Basé sur vingt cas pratiques et des configurations géographiques les plus diverses (de Lens au Creusot en passant par Lyon et Paris), le rapport qui en découle souligne que les documents réglementaires comme les politiques de voirie ou de réduction des émissions de gaz à effet de serre se focalisent beaucoup trop sur les déplacements personnels. Une aberration dans un contexte urbain où on laisse de moins en moins de place à la voiture, mais où l’on connaît une explosion des livraisons à domicile.
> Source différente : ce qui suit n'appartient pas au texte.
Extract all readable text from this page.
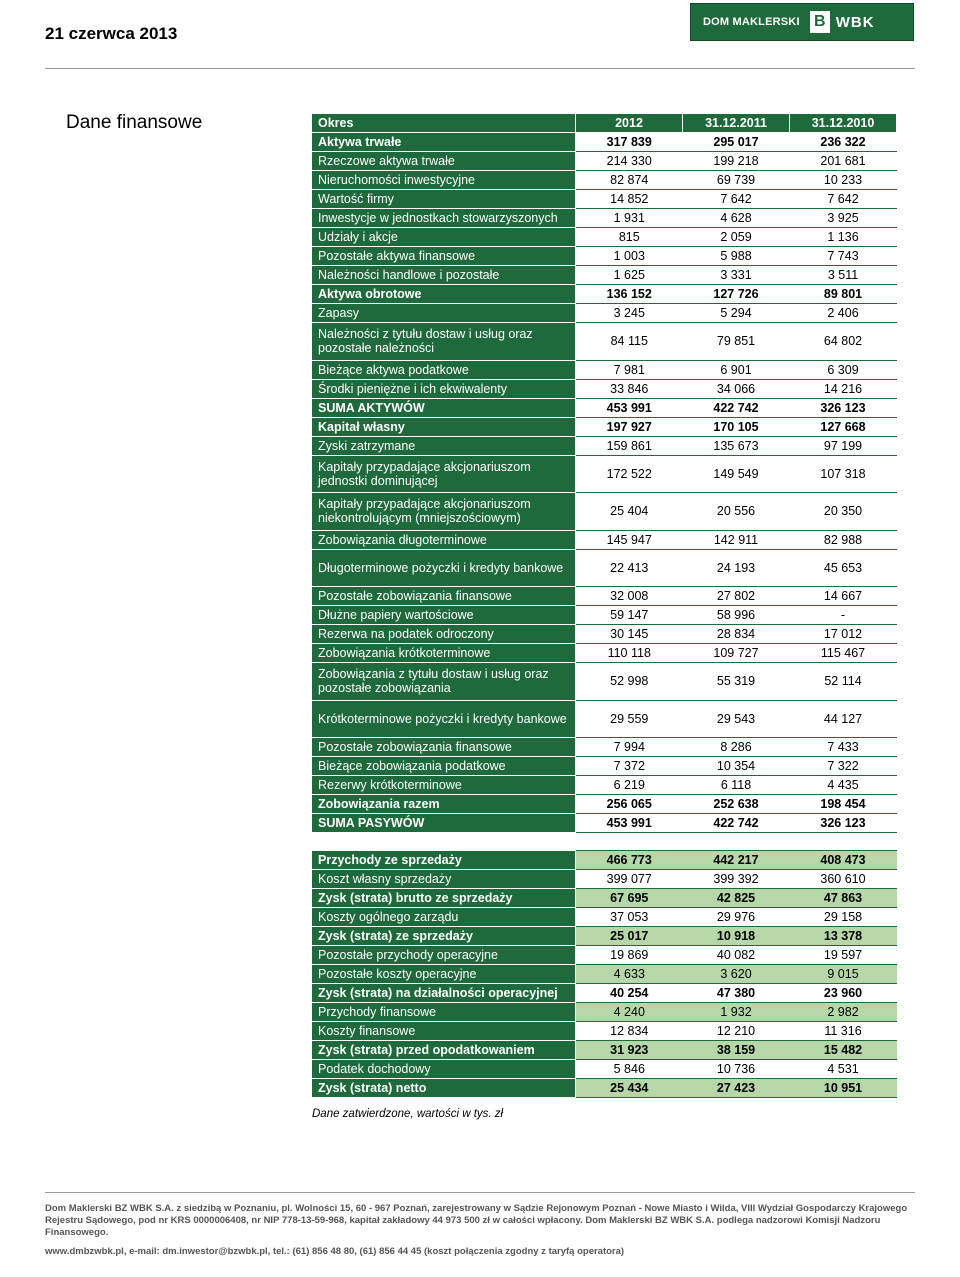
21 czerwca 2013
DOM MAKLERSKI B WBK
Dane finansowe	Okres	2012	31.12.2011	31.12.2010
Aktywa trwałe	317 839	295 017	236 322
Rzeczowe aktywa trwałe	214 330	199 218	201 681
Nieruchomości inwestycyjne	82 874	69 739	10 233
Wartość firmy	14 852	7 642	7 642
Inwestycje w jednostkach stowarzyszonych	1 931	4 628	3 925
Udziały i akcje	815	2 059	1 136
Pozostałe aktywa finansowe	1 003	5 988	7 743
Należności handlowe i pozostałe	1 625	3 331	3 511
Aktywa obrotowe	136 152	127 726	89 801
Zapasy	3 245	5 294	2 406
Należności z tytułu dostaw i usług oraz pozostałe należności	84 115	79 851	64 802
Bieżące aktywa podatkowe	7 981	6 901	6 309
Środki pieniężne i ich ekwiwalenty	33 846	34 066	14 216
SUMA AKTYWÓW	453 991	422 742	326 123
Kapitał własny	197 927	170 105	127 668
Zyski zatrzymane	159 861	135 673	97 199
Kapitały przypadające akcjonariuszom jednostki dominującej	172 522	149 549	107 318
Kapitały przypadające akcjonariuszom niekontrolującym (mniejszościowym)	25 404	20 556	20 350
Zobowiązania długoterminowe	145 947	142 911	82 988
Długoterminowe pożyczki i kredyty bankowe	22 413	24 193	45 653
Pozostałe zobowiązania finansowe	32 008	27 802	14 667
Dłużne papiery wartościowe	59 147	58 996	-
Rezerwa na podatek odroczony	30 145	28 834	17 012
Zobowiązania krótkoterminowe	110 118	109 727	115 467
Zobowiązania z tytułu dostaw i usług oraz pozostałe zobowiązania	52 998	55 319	52 114
Krótkoterminowe pożyczki i kredyty bankowe	29 559	29 543	44 127
Pozostałe zobowiązania finansowe	7 994	8 286	7 433
Bieżące zobowiązania podatkowe	7 372	10 354	7 322
Rezerwy krótkoterminowe	6 219	6 118	4 435
Zobowiązania razem	256 065	252 638	198 454
SUMA PASYWÓW	453 991	422 742	326 123
Przychody ze sprzedaży	466 773	442 217	408 473
Koszt własny sprzedaży	399 077	399 392	360 610
Zysk (strata) brutto ze sprzedaży	67 695	42 825	47 863
Koszty ogólnego zarządu	37 053	29 976	29 158
Zysk (strata) ze sprzedaży	25 017	10 918	13 378
Pozostałe przychody operacyjne	19 869	40 082	19 597
Pozostałe koszty operacyjne	4 633	3 620	9 015
Zysk (strata) na działalności operacyjnej	40 254	47 380	23 960
Przychody finansowe	4 240	1 932	2 982
Koszty finansowe	12 834	12 210	11 316
Zysk (strata) przed opodatkowaniem	31 923	38 159	15 482
Podatek dochodowy	5 846	10 736	4 531
Zysk (strata) netto	25 434	27 423	10 951
Dane zatwierdzone, wartości w tys. zł
Dom Maklerski BZ WBK S.A. z siedzibą w Poznaniu, pl. Wolności 15, 60 - 967 Poznań, zarejestrowany w Sądzie Rejonowym Poznań - Nowe Miasto i Wilda, VIII Wydział Gospodarczy Krajowego Rejestru Sądowego, pod nr KRS 0000006408, nr NIP 778-13-59-968, kapitał zakładowy 44 973 500 zł w całości wpłacony. Dom Maklerski BZ WBK S.A. podlega nadzorowi Komisji Nadzoru Finansowego.
www.dmbzwbk.pl, e-mail: dm.inwestor@bzwbk.pl, tel.: (61) 856 48 80, (61) 856 44 45 (koszt połączenia zgodny z taryfą operatora)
Un transport en commun logistique

"Les élus ne sont pas forcément au fait de ces questions qui ne les passionnent pas", reconnaît Jean-Philippe Elie, conseiller municipal à Courbevoie, conscient qu’il va falloir se retrousser les manches.

"On ne pourra pas multiplier les livraisons avec des véhicules à moitié vides, poursuit-il. Avec Amazon par exemple, personne ne paie le vrai prix du transport".

À la Confédération française du commerce de gros et international qui cosigne le rapport, on ne peut qu’applaudir. "Il faudrait faire une différence entre celui qui ne livre que ses produits et ceux qui s’organisent pour organiser le transport en commun des marchandises", suggère Eric Decroix qui préside la commission transport et logistique de la CGI. Une entreprise qui a pris soin d’optimiser ses livraisons ne pourrait-elle pas emprunter des voies réservées ou travailler de nuit ?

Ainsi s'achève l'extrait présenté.